While turmoil in the financial markets has investors running scared, Sun Microsystems Inc.’s Chairman and CEO Scott McNealy prefers to ignore the ups and downs of the financial markets. Instead, he focuses on his company’s performance.
“I can’t figure the stock market out,” McNealy said during an interview Tuesday at Sun’s offices in Santa Clara, Calif. “I think it’s wacky. I have done well with a long-term strategy and will continue being a long-term investor.”
When McNealy talks about this long-term approach, he refers not only to his personal financial strategy but also to the one he has outlined for Sun. The company churns out servers and profits handily from its efforts, and McNealy doubts that the disappearance of Internet companies will hurt Sun’s revenue stream.

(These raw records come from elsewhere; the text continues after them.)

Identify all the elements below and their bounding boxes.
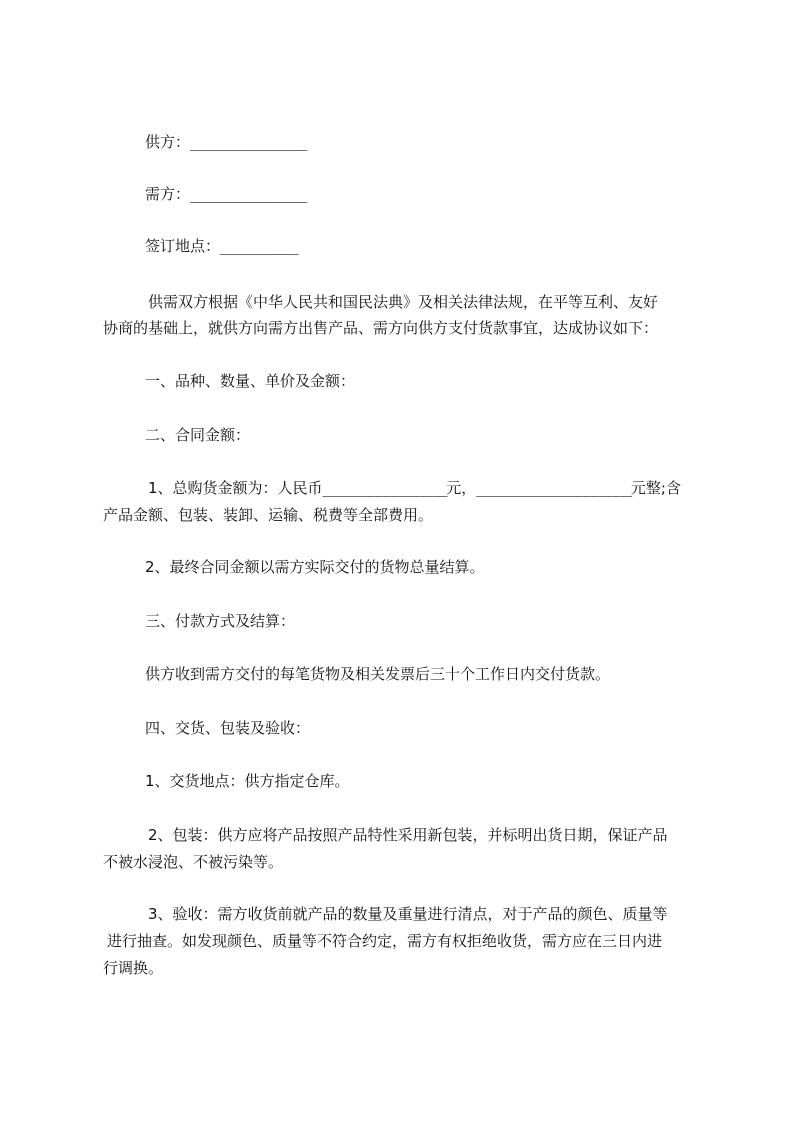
total-amount-prefix: 1、总购货金额为：人民币 <box>148 479 323 497</box>
section2-item1-line1 <box>148 478 748 498</box>
place-blank: __________ <box>220 237 298 255</box>
supplier-line <box>145 132 745 152</box>
section4-item3-line2: 进行抽查。如发现颜色、质量等不符合约定，需方有权拒绝收货，需方应在三日内进 <box>107 932 663 950</box>
buyer-line <box>145 184 745 204</box>
place-line <box>145 236 745 256</box>
buyer-blank: _______________ <box>190 185 306 203</box>
section4-item2-line1: 2、包装：供方应将产品按照产品特性采用新包装，并标明出货日期，保证产品 <box>148 826 668 844</box>
intro-line-1: 供需双方根据《中华人民共和国民法典》及相关法律法规，在平等互利、友好 <box>148 293 659 311</box>
section3-title: 三、付款方式及结算： <box>145 612 296 630</box>
section2-item2: 2、最终合同金额以需方实际交付的货物总量结算。 <box>145 558 485 576</box>
buyer-label: 需方： <box>145 185 191 203</box>
supplier-blank: _______________ <box>190 133 306 151</box>
section4-item3-line1: 3、验收：需方收货前就产品的数量及重量进行清点，对于产品的颜色、质量等 <box>148 905 668 923</box>
section4-item3-line3: 行调换。 <box>103 959 164 977</box>
amount-mid: 元， <box>446 479 477 497</box>
amount-suffix: 元整;含 <box>630 479 681 497</box>
supplier-label: 供方： <box>145 133 191 151</box>
section2-title: 二、合同金额： <box>145 426 251 444</box>
amount-figure-blank: ________________ <box>322 479 447 497</box>
section1-title: 一、品种、数量、单价及金额： <box>145 372 356 390</box>
amount-words-blank: ____________________ <box>476 479 631 497</box>
section3-text: 供方收到需方交付的每笔货物及相关发票后三十个工作日内交付货款。 <box>145 665 611 683</box>
intro-line-2: 协商的基础上，就供方向需方出售产品、需方向供方支付货款事宜，达成协议如下： <box>103 319 659 337</box>
place-label: 签订地点： <box>145 237 221 255</box>
section4-item2-line2: 不被水浸泡、不被污染等。 <box>103 853 284 871</box>
section4-item1: 1、交货地点：供方指定仓库。 <box>145 772 350 790</box>
section2-item1-line2: 产品金额、包装、装卸、运输、税费等全部费用。 <box>103 506 434 524</box>
section4-title: 四、交货、包装及验收： <box>145 719 311 737</box>
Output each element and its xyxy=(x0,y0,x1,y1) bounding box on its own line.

“There will be consolidation in the technology markets,” he said. “If 99 companies fail, and we get one AOL or eBay, it is a huge win.”
Turmoil in the financial markets has investors scampering about trying to find the next great success story and struggling to avoid obituary notices in their portfolios. The infamous, chaotic nature of tech shares, in particular, can make investors edgy about placing bets on even the most traditional players in the IT market. But McNealy said that neither the death of the dot-coms nor the struggles of rivals like Hewlett-Packard Co. will impact Sun’s profitability over the long-term.
McNealy has long been a proponent of more consistent, simplified systems running both back-end and front-end applications. He expects the high-tech market to move more toward the model set by phone companies. He said it would be ridiculous for a telephone switch to generate high levels of consistent performance with parts made from a myriad of vendors. McNealy wants to copy the telecommunication market’s example and move away from an IT world that requires companies to mix and match parts in their back end from numerous vendors.
Sun’s strategy is to make chips, servers and software, all anchored by Sun’s Solaris operating system. As other vendors try to fill the service and application gaps in other areas, McNealy said he was satisfied to see them battle and set themselves up for possible failure.
One area, in particular, where McNealy expects to see some fallout is in the storage market. Sun acquired a storage applications vendor on Monday and looks to add the company’s products to its other storage offerings. With this in mind, McNealy launched an attack against storage stalwart EMC Corp., which risks failure because, according to him, it can’t offer as complete a package of products as Sun.
“Doing separate data storage is not a smart move,” McNealy said. “It is a losing battle.”
At Oracle’s weeklong Open World event in October, Oracle had both a Sun-sponsored and an EMC-sponsored day. While Oracle and Sun have a very tight relationship, Oracle seemed in support of EMC as well on a number of initiatives.
McNealy, however, charged that if one gives Oracle Chairman and CEO Larry Ellison a few beers, he would likely voice his commitment to Sun products without hesitation. McNealy, likewise, said that while his company works with Oracle rival SAP AG, he would do the same about Oracle, clearly, even without the beers.